Selon Jaclyn Cockburn, professeure agrégée de géographie à l’Université de Guelph, le méné long joue un rôle majeur dans la chaîne alimentaire locale parce qu’il chasse et mange des insectes terrestres tout en constituant lui-même une source de nourriture pour les poissons plus gros.

Au Canada, le méné long n’est présent que dans quelques affluents du lac Ontario (dans sa partie occidentale), et des lacs Érié et Huron. Comme ce poisson est très sensible à la dégradation de son habitat et à la qualité de l’eau, il s’est fait plus rare dans le sud de l’Ontario en général et dans la région de Toronto en particulier. Une étude de 2007 avait permis d’établir où il vit pendant les mois plus chauds, mais ce n’est qu’au début de 2014 qu’une autre étude a été entreprise pour délimiter son habitat d’hiver, information qui allait être utile pour la gestion des pêches et l’élaboration de plans de conservation et de restauration.

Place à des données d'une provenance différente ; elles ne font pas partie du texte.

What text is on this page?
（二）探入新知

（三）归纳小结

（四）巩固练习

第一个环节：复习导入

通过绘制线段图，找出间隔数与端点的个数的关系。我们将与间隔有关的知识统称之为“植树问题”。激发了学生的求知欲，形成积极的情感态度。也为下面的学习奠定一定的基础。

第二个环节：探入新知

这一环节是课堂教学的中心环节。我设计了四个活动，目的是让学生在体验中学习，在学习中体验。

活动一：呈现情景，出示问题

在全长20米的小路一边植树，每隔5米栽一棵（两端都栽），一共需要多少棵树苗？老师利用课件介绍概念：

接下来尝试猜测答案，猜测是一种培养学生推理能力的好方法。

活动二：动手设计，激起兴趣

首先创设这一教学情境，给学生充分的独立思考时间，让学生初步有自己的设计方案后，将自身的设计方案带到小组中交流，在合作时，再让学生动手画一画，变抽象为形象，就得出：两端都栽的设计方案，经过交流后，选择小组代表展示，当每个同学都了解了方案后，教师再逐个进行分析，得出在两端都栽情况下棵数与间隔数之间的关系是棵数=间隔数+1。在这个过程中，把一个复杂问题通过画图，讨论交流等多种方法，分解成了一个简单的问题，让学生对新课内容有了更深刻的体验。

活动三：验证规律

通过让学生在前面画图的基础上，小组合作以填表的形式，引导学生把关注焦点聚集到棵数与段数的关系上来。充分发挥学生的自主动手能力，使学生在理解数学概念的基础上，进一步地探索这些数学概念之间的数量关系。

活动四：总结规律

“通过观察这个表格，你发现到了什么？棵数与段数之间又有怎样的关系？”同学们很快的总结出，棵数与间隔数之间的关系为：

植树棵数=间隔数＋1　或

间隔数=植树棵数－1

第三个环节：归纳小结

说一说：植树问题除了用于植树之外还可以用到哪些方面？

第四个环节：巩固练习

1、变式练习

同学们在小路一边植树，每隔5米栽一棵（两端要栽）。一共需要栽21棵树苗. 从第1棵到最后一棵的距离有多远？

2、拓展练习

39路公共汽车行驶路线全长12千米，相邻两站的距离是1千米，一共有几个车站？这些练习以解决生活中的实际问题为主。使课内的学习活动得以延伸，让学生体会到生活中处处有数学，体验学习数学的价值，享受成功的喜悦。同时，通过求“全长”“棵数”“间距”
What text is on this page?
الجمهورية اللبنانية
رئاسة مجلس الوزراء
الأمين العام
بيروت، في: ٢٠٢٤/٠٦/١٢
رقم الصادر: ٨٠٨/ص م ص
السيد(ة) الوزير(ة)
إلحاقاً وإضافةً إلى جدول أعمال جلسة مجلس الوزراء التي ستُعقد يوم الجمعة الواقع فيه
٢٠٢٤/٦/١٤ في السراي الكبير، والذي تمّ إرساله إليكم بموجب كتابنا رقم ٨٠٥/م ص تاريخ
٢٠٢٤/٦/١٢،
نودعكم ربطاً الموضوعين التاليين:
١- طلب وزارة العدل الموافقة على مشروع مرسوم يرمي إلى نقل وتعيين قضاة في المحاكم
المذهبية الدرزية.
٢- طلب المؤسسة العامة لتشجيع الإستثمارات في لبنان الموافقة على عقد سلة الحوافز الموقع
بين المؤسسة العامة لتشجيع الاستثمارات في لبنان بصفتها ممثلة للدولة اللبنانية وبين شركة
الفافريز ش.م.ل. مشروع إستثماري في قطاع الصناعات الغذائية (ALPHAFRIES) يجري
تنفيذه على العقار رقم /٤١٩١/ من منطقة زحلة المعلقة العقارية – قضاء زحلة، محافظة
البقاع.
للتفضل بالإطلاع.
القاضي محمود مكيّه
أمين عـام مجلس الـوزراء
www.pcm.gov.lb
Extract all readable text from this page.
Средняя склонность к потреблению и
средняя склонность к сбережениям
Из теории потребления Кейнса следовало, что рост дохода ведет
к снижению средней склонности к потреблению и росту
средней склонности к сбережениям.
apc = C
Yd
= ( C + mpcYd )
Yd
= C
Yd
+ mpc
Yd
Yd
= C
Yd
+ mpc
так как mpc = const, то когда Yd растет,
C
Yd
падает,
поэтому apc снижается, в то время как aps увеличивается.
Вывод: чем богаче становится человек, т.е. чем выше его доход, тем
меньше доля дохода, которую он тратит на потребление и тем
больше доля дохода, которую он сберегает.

Voilà donc le défi qui attendait Lindsay Davis, chef de projet et ancienne étudiante diplômée de Guelph.

Les cours d’eau gèlent en hiver et comme le méné long est une espèce menacée, la pêche à l’électricité est interdite. Les cours d’eau sont également trop peu profonds pour qu’il soit possible d’y plonger avec bouteilles ou tuba, ce qui n’est de toute façon pas recommandable en hiver. Une partie du travail de Lindsay Davis a donc consisté à trouver une façon viable de prendre ce poisson en filature. Elle a décidé pour cela de positionner de petits appareils photos dont l’obturateur était réglé pour s’ouvrir aux 30 minutes, puis elle a publié les résultats de son expérience dans le Journal of Freshwater Ecology en 2016.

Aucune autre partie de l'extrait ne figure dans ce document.